Andrew Luba, Film Producer and Environmental and Social Justice Lawyer (JD 2021)
Andrew graduated from the J.D. program at the University of Toronto Faculty of Law in 2021 and was a member of the 2019 animal law class. He is the co-producer of an award-winning documentary Coextinction about the plight of the Southern Resident orca whale and Indigenous activism on the west coast fighting to protect their collapsing ecosystem. He articled at Ecojustice Canada, where he also worked as a summer law student.

Abhinav Mynampati, Research Analyst, Global Affairs of Canada (JD 2025)
Abhinav is a graduate of the University of Toronto Faculty of Law JD Program. He previously worked with Global Affairs Canada on the Initiative Against Arbitrary Detention in State-to-State Relations and also does freelance research work as part of Animal Environmental Legal Advocacy’s (AEL) student roster. He enrolled in the Animal Law course in the Fall Semester of his 3L Year. Abhinav spearheaded a submission to Environment and Climate Change Canada regarding the Draft Implementation Framework for the Right to a Healthy Environment under the Canadian Environmental Protection Act, 1999, requesting the inclusion of animals in the Right to a Healthy Environment.

Clara Pencer, Associate at Cassels, Brock & Blackwell LLP (JD 2023)
Clara graduated from the J.D. program at the University of Toronto Faculty of Law in 2023. She practices in the business law group at Cassels, Brock & Blackwell LLP. She was previously a research assistant for Professor Angela Fernandez, where she conducted research into aquaculture regulations in Canada. With the support of the Brooks Animal Studies Academic Network (BASAN) she also worked as a research assistant with Ann Linder at the Harvard Law School’s Brooks McCormick Jr Animal Law & Policy Program on the following report: Animal Markets and Zoonotic Disease in the United States.

Ada Roberts, Associate at Landings LLP (JD 2022)
Ada graduated from the J.D. program at the University of Toronto Faculty of Law in 2022. She was in the 2019 animal law class. She graduated in 2022 and currently works in the field of refugee and immigration law. After 1L she worked at Animal Justice as a Donner Fellow. She also attended the first Canadian Animal Law Conference at the Schulich School of Law at Dalhousie University in Halifax, Nova Scotia where she chaired and moderated a panel on “Issues in Food Labelling: Lawsuits, Discourse & Dietary Choices.”
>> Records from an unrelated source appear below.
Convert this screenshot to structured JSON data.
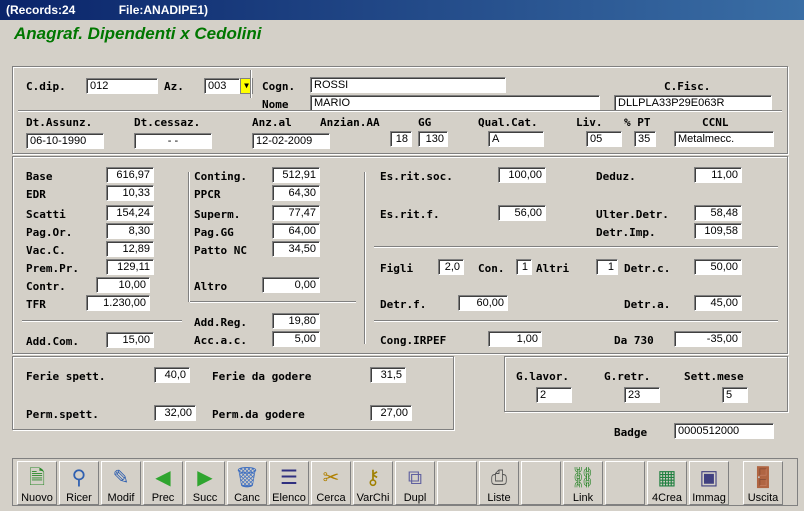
{
  "window": {
    "records": "(Records:24",
    "file": "File:ANADIPE1)"
  },
  "heading": "Anagraf. Dipendenti x Cedolini",
  "labels": {
    "cdip": "C.dip.",
    "az": "Az.",
    "cogn": "Cogn.",
    "nome": "Nome",
    "cfisc": "C.Fisc.",
    "dtassunz": "Dt.Assunz.",
    "dtcessaz": "Dt.cessaz.",
    "anzal": "Anz.al",
    "anzian": "Anzian.AA",
    "gg": "GG",
    "qualcat": "Qual.Cat.",
    "liv": "Liv.",
    "pt": "% PT",
    "ccnl": "CCNL",
    "base": "Base",
    "edr": "EDR",
    "scatti": "Scatti",
    "pagor": "Pag.Or.",
    "vacc": "Vac.C.",
    "prempr": "Prem.Pr.",
    "contr": "Contr.",
    "tfr": "TFR",
    "addcom": "Add.Com.",
    "conting": "Conting.",
    "ppcr": "PPCR",
    "superm": "Superm.",
    "paggg": "Pag.GG",
    "pattonc": "Patto NC",
    "altro": "Altro",
    "addreg": "Add.Reg.",
    "accac": "Acc.a.c.",
    "esritsoc": "Es.rit.soc.",
    "deduz": "Deduz.",
    "esritf": "Es.rit.f.",
    "ulterdetr": "Ulter.Detr.",
    "detrimp": "Detr.Imp.",
    "figli": "Figli",
    "con": "Con.",
    "altri": "Altri",
    "detrc": "Detr.c.",
    "detrf": "Detr.f.",
    "detra": "Detr.a.",
    "congirpef": "Cong.IRPEF",
    "da730": "Da 730",
    "feriespett": "Ferie spett.",
    "feriedagodere": "Ferie da godere",
    "permspett": "Perm.spett.",
    "permdagodere": "Perm.da godere",
    "glavor": "G.lavor.",
    "gretr": "G.retr.",
    "settmese": "Sett.mese",
    "badge": "Badge"
  },
  "values": {
    "cdip": "012",
    "az": "003",
    "cogn": "ROSSI",
    "nome": "MARIO",
    "cfisc": "DLLPLA33P29E063R",
    "dtassunz": "06-10-1990",
    "dtcessaz": "-   -",
    "anzal": "12-02-2009",
    "anzian": "18",
    "gg": "130",
    "qualcat": "A",
    "liv": "05",
    "pt": "35",
    "ccnl": "Metalmecc.",
    "base": "616,97",
    "edr": "10,33",
    "scatti": "154,24",
    "pagor": "8,30",
    "vacc": "12,89",
    "prempr": "129,11",
    "contr": "10,00",
    "tfr": "1.230,00",
    "addcom": "15,00",
    "conting": "512,91",
    "ppcr": "64,30",
    "superm": "77,47",
    "paggg": "64,00",
    "pattonc": "34,50",
    "altro": "0,00",
    "addreg": "19,80",
    "accac": "5,00",
    "esritsoc": "100,00",
    "deduz": "11,00",
    "esritf": "56,00",
    "ulterdetr": "58,48",
    "detrimp": "109,58",
    "figli": "2,0",
    "con": "1",
    "altri": "1",
    "detrc": "50,00",
    "detrf": "60,00",
    "detra": "45,00",
    "congirpef": "1,00",
    "da730": "-35,00",
    "feriespett": "40,0",
    "feriedagodere": "31,5",
    "permspett": "32,00",
    "permdagodere": "27,00",
    "glavor": "2",
    "gretr": "23",
    "settmese": "5",
    "badge": "0000512000"
  },
  "toolbar": [
    {
      "label": "Nuovo",
      "icon": "new-doc-icon"
    },
    {
      "label": "Ricer",
      "icon": "search-icon"
    },
    {
      "label": "Modif",
      "icon": "edit-icon"
    },
    {
      "label": "Prec",
      "icon": "arrow-left-icon"
    },
    {
      "label": "Succ",
      "icon": "arrow-right-icon"
    },
    {
      "label": "Canc",
      "icon": "trash-icon"
    },
    {
      "label": "Elenco",
      "icon": "list-icon"
    },
    {
      "label": "Cerca",
      "icon": "find-icon"
    },
    {
      "label": "VarChi",
      "icon": "keys-icon"
    },
    {
      "label": "Dupl",
      "icon": "duplicate-icon"
    },
    {
      "label": "Liste",
      "icon": "printer-icon"
    },
    {
      "label": "Link",
      "icon": "link-icon"
    },
    {
      "label": "4Crea",
      "icon": "create-icon"
    },
    {
      "label": "Immag",
      "icon": "image-card-icon"
    },
    {
      "label": "Uscita",
      "icon": "exit-door-icon"
    }
  ]
}
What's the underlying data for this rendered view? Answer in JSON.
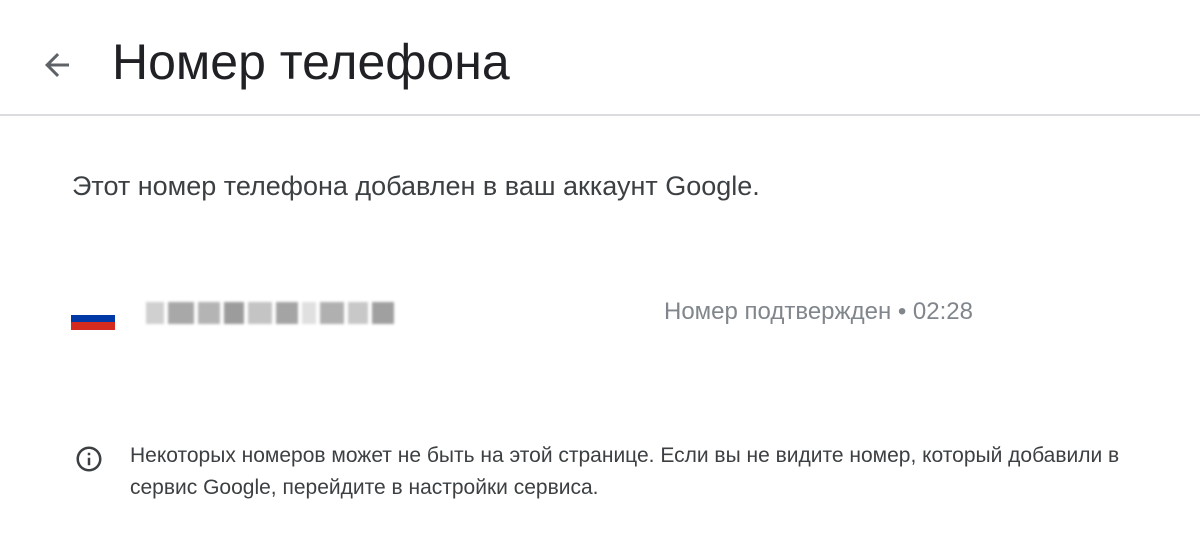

Abigail Suissa, LPP Candidate, Toronto Metropolitan University (JD 2024)
Abby graduated from the JD program at the University of Toronto’s Faculty of Law in 2024. She took the Animal Law course with Professor Angela Fernandez and was a member of the Faculty’s Animal Justice group. She completed her Directed Research Project under Professor Fernandez entitled: “Rebalancing Animal Welfare Against Economic Interests in Family Law, Environmental Law, and Farming Regulations.” She also worked as a Research Assistant with Professor Fernandez on the Animal Law Digest: Canadian Edition, as well as other projects.